The lawsuit was filed by a number of people, including two retired veterans who are Maryland residents, gun stores, the Maryland State Rifle and Pistol Association and the Maryland Licensed Firearms Dealers Association. It seeks to stop the law from taking effect on Tuesday and, ultimately, to have the court permanently bar Maryland from implementing the law.
Earlier this year, Maryland Attorney General Doug Gansler released a 25-page legal review expressing confidence the law is constitutional and legally defensible. However, opponents, including the National Rifle Association, announced when the law was signed in May that they would challenge the law in court.

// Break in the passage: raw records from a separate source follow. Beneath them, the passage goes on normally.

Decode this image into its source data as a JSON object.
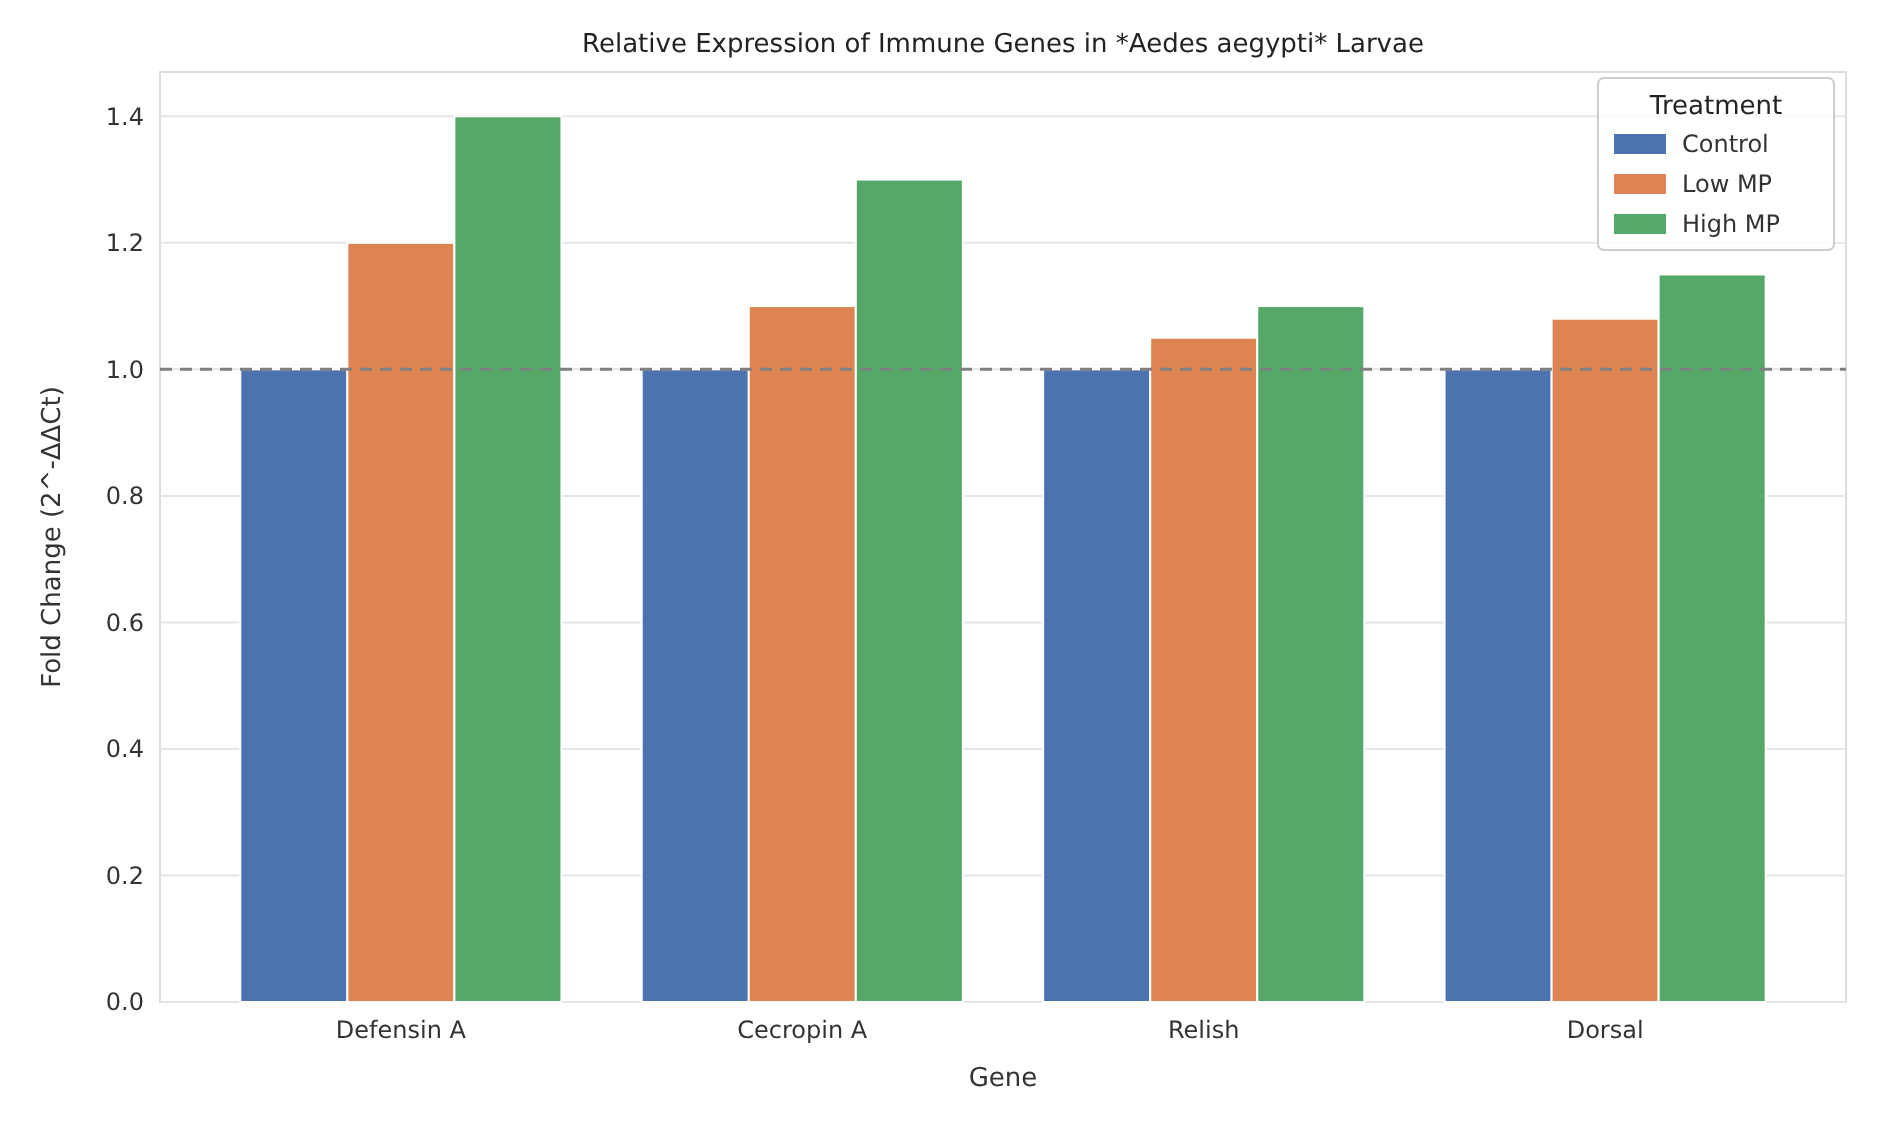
{
  "chart_data": {
    "type": "bar",
    "title": "Relative Expression of Immune Genes in *Aedes aegypti* Larvae",
    "xlabel": "Gene",
    "ylabel": "Fold Change (2^-ΔΔCt)",
    "legend_title": "Treatment",
    "categories": [
      "Defensin A",
      "Cecropin A",
      "Relish",
      "Dorsal"
    ],
    "series": [
      {
        "name": "Control",
        "color": "#4c72b0",
        "values": [
          1.0,
          1.0,
          1.0,
          1.0
        ]
      },
      {
        "name": "Low MP",
        "color": "#dd8452",
        "values": [
          1.2,
          1.1,
          1.05,
          1.08
        ]
      },
      {
        "name": "High MP",
        "color": "#55a868",
        "values": [
          1.4,
          1.3,
          1.1,
          1.15
        ]
      }
    ],
    "ylim": [
      0,
      1.47
    ],
    "yticks": [
      {
        "value": 0,
        "label": "0.0"
      },
      0.2,
      0.4,
      0.6,
      0.8,
      {
        "value": 1,
        "label": "1.0"
      },
      1.2,
      1.4
    ],
    "grid": "y",
    "legend": "top right",
    "ref_lines": [
      {
        "axis": "y",
        "value": 1.0,
        "color": "#808080",
        "line_style": "dashed"
      }
    ]
  }
}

A spokeswoman for Gov. Martin O'Malley expressed confidence Friday that the law would survive the challenge.
"The vast majority of Marylanders support these common-sense efforts to reduce gun violence. The new law will take effect on Tuesday and it will make families safer," spokeswoman Samantha Kappalman said.
Gansler spokesman Alan Brody said the state hadn't been formally served with the complaint and declined to comment on the lawsuit.
Plaintiffs' attorney John Parker Sweeney said the court would likely schedule a hearing as early as Monday on his motion for an order temporarily blocking implementation while the court considers whether to permanently bar Maryland from enforcing the law.
Sweeney and co-counsel T. Sky Woodward wrote in their 34-page filing that the law restricts "the ability of law-abiding, responsible citizens" of Maryland "to defend themselves, their families, and their homes by prohibiting outright certain commonly used rifles and shotguns and standard capacity ammunition magazines."
Part of the law signed by Maryland Gov. Martin O'Malley requires people to submit fingerprints to the state police to get a license to buy a handgun. In addition, the law adds 45 guns to a list of banned assault weapons and limits handgun magazines to 10 rounds. O'Malley, a Democrat, proposed the bill in response to the December shooting in Newtown, Conn., where a gunman killed 20 children and six adults.
The lawsuit prominently cites the U.S. Supreme Court's 2008 decision involving gun rights, District of Columbia v. Heller. The court announced in that case that the Constitution protects an individual's right to possess guns, at least for self-defense in the home. But it left open the question of how broadly the Second Amendment protects gun rights in other settings.